Post Collision Passes

After all constraints are performed, a final round of collision detection is done. Collisions are often the most noticeable failure mode, and it is ideal if the next frame can start with non-intersecting geometry. Thus a final cleanup pass can achieve these requirements. We have found that “number of stacked layers + 2” is a good estimate for this number. This allows the effect of the underlying collider to ripple through the stacked layers fully.

Polish Passes

In any collision pass, any colliding pair may not be fully resolved. This number of additional collider-pair passes will be run until they are resolved. Since these are only performed on active colliders (and no new collision search is done) this is very cheap.

Layer Shock

The layer integer point attribute is used to flag point as belonging to different layers of cloth. Higher numbers refer to higher layers. Layer Shock will make lower layers this many times heavier during collision evaluation, ensuring the higher layers will move out of their way. The rest of the dynamics are unaffected by this, and the difference is fixed regardless of the number of layers between the two.
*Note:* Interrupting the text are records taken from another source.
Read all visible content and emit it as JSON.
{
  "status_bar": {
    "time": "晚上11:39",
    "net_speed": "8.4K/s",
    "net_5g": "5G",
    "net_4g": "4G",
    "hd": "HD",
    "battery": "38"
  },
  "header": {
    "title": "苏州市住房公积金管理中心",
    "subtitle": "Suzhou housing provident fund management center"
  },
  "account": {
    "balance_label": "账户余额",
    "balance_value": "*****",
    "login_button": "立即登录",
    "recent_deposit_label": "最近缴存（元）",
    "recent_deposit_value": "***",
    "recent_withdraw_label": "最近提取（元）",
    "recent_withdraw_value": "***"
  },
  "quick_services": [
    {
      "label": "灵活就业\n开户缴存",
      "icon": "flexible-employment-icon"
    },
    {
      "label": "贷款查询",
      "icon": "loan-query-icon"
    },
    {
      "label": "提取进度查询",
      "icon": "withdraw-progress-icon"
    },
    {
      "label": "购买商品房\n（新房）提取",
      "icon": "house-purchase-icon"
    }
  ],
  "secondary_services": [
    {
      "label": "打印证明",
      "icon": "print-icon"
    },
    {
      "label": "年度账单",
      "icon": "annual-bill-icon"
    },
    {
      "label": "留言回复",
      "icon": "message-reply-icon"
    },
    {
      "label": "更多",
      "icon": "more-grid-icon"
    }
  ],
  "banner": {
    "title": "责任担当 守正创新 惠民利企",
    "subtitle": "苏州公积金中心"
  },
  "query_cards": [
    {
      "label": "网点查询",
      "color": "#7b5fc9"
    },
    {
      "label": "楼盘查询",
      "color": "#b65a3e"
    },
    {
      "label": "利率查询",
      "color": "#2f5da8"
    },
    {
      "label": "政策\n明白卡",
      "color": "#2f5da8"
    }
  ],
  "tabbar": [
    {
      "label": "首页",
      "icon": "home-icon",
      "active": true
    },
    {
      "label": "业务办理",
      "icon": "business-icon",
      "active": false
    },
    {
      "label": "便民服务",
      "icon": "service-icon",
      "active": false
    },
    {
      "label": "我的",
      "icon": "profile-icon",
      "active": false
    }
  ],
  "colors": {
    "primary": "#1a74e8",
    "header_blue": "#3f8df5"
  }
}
This can be thought of as a way to dial between one-way layering of sims and fully coupled sims.

Forces

Gravity

Uniform gravity force to apply.

Air Drag

Amount of air resistance bringing the cloth to a standstill.

Velocity Damping

A more brute force approach to reducing dynamic velocity. The velocity is scaled directly by this amount, causing sudden movements to be quickly damped.

Friction

Static Threshold

A threshold at which to apply full friction. When the ratio of the tangential velocity and the normal impulse is less than this, the tangential velocity will be fully eliminated through friction. This is roughly tan() of the slope angle that will allow sliding under gravity.

Dynamic Scale

If the static threshold fails, this controls what percentage the tangential velocity will be reduced in the dynamic friction case.

Simulation

Cache Enabled

Controls if the simulation is cached to memory.

Cache Memory (MB)

Maximum size of the memory cache.

Start Frame

What frame on the Houdini playbar that the simulation should begin at.

Examples

CorrectOverlapDrape Example for Vellum Drape geometry node

This example demonstrates using the Vellum Drape SOP to find a valid starting position for initially overlapping cloth.